From Philosophy Now, Douglas Gearhart, in an article entitled "Humanism on the Front Line", writes:
...A man far from home has no neighbors. This is one of the more chilling realities of human behavior during war. For a soldier far from home, war quickly distills and separates the core ‘Self’ from the biographical self of their normal civilian identity. In Iraq, hordes of young troops unmoored from their normal worlds, well armed, and in a position of awesome power, perhaps more power over human life than they could ever have previously imagined, are thrust into a land of chaos and confusion. Normal life, the adornments and habits of everyday life that define one’s civilian identity, are packed away along with civilian clothes. When you strip away the layers of this everyday-life ‘self’, the core had better be sound. Training the core of a person is what we might call instilling a sense of ethics, morals or values. We are all ethically fuzzy and the core shows its face on war’s vast moral playing field.

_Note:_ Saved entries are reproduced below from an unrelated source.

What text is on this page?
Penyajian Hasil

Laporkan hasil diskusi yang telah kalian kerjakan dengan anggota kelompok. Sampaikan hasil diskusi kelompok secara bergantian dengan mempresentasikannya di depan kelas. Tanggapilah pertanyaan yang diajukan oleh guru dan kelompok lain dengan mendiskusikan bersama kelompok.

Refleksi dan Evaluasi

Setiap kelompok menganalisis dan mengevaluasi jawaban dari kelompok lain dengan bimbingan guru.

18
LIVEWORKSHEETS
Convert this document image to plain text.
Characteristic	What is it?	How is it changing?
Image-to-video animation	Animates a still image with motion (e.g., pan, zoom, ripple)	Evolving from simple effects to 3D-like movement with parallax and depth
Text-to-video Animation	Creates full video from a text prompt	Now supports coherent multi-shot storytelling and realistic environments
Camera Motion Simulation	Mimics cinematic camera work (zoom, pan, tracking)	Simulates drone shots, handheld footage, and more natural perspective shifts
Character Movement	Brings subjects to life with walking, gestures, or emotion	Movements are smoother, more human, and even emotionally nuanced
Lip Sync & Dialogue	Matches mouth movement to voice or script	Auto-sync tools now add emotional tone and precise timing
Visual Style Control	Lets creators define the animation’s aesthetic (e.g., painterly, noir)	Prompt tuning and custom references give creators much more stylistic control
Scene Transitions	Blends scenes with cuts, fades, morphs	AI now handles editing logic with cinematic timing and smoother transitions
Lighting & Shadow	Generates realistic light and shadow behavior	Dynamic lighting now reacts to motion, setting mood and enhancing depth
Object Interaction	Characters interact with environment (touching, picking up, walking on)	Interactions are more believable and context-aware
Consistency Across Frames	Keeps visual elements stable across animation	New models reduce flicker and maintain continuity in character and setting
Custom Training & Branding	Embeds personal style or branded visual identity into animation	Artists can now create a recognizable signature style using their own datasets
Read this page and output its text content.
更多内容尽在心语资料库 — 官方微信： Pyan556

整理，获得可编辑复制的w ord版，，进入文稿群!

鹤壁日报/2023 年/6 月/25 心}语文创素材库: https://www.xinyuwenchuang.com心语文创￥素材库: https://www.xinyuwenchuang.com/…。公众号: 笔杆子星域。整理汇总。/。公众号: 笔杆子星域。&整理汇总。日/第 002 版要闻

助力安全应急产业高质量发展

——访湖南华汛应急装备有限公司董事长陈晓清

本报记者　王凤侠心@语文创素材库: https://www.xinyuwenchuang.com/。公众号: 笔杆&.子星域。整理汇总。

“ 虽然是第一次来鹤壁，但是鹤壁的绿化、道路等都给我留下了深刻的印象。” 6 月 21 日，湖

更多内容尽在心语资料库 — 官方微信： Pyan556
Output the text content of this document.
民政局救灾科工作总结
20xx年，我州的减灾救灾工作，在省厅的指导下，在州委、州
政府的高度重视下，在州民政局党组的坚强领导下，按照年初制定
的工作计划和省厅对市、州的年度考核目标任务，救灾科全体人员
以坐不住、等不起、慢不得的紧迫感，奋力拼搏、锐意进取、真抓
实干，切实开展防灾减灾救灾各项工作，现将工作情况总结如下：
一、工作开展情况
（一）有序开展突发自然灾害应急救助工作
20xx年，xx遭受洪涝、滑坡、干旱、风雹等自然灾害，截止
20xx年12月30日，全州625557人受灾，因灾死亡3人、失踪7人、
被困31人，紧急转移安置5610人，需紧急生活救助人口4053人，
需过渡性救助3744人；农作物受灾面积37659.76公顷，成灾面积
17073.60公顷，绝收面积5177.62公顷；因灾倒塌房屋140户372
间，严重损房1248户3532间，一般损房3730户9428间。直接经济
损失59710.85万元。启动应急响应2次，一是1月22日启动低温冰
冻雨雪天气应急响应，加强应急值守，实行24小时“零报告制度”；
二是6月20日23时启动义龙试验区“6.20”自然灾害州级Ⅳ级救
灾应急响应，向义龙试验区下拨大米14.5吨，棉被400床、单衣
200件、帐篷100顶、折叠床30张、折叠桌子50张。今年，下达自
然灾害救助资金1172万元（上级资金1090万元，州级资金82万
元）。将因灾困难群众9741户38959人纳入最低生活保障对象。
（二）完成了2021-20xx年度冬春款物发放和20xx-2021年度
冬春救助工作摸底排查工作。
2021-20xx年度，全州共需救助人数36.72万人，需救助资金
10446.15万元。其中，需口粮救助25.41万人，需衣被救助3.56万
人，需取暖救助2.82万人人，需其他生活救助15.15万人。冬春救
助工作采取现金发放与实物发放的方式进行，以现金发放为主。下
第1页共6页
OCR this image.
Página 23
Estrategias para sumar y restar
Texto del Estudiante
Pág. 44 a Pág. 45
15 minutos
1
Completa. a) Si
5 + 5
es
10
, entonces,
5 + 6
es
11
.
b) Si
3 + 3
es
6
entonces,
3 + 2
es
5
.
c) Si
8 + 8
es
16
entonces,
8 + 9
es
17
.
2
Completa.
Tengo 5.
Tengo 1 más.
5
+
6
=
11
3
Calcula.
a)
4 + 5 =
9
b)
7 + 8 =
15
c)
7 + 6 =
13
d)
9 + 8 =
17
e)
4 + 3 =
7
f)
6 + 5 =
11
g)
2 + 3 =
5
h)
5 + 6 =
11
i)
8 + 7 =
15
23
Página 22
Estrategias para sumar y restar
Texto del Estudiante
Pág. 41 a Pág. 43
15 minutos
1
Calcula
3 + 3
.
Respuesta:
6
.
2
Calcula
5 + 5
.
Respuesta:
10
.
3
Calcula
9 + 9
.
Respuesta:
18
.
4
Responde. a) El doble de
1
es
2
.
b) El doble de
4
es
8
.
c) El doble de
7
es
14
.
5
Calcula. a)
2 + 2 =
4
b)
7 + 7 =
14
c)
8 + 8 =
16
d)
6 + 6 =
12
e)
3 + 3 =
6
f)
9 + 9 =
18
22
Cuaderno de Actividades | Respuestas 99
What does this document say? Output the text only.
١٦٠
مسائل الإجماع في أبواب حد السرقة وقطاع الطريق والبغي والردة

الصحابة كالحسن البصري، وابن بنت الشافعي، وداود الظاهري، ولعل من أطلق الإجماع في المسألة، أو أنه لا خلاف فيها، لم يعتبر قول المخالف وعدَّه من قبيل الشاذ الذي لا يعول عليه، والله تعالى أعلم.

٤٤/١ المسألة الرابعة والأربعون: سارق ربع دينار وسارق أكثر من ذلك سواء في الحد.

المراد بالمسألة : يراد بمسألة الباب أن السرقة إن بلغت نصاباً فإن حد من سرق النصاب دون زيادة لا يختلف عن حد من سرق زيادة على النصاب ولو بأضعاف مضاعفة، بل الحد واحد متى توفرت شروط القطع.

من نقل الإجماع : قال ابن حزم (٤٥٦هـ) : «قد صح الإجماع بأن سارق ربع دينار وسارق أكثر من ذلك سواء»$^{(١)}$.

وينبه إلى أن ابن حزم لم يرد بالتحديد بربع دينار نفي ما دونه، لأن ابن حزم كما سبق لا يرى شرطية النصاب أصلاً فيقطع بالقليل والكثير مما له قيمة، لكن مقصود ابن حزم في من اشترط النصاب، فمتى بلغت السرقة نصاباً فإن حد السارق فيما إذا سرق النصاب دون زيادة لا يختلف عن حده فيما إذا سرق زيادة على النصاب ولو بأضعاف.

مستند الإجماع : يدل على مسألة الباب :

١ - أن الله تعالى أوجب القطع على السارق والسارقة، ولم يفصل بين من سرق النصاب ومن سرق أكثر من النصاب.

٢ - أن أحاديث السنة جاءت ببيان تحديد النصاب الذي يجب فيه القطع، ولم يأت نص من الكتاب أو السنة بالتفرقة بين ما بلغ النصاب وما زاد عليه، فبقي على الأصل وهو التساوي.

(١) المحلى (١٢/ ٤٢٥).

The military trains soldiers and not philosophers. War is far from the secure walls of the academy. Among other things, war is exhausting, filthy, terrifying, and stressful. After you have gone through the experience, you tend to look askance at anyone who utters such things as, “Man, I really worked my ass off today”; or, “My life is so stressful,” particularly when the speaker is an academic or someone in the professional class. It is no disparagement of or diminishment of anyone’s legitimate daily struggles, but a reminder of the peace and safety we generally take for granted in the universe of our ‘normal lives.’

[...]

Thucydides wrote in his History of the Peloponnesian War that the reality of power between states is, “the strong do what they have the power to do and the weak accept what they have to accept.” Armies operate as an extension of state power, but in a free society where our soldiers are volunteers and not conscripts, they meet their situations as individuals with values and a moral core absorbed through a variety of sources. Their behavior affects the hopes for fellowship across cultures, languages, and religions. From the security of our normal lives, we can bemoan and criticize the invasion of Iraq. But we must never forget that everyday, essentially decent young men and women face the most challenging situations and dilemmas they will ever encounter. They are far from their homes and neighbors. What will guide them?

I challenge philosophers and humanists to develop a work that targets this audience. The soldiers need your help if they cannot get it from their leadership. As humanists and free thinkers we need to get our message into the hearts and minds of those young soldiers who are becoming the diplomats of the free world, for better or for worse.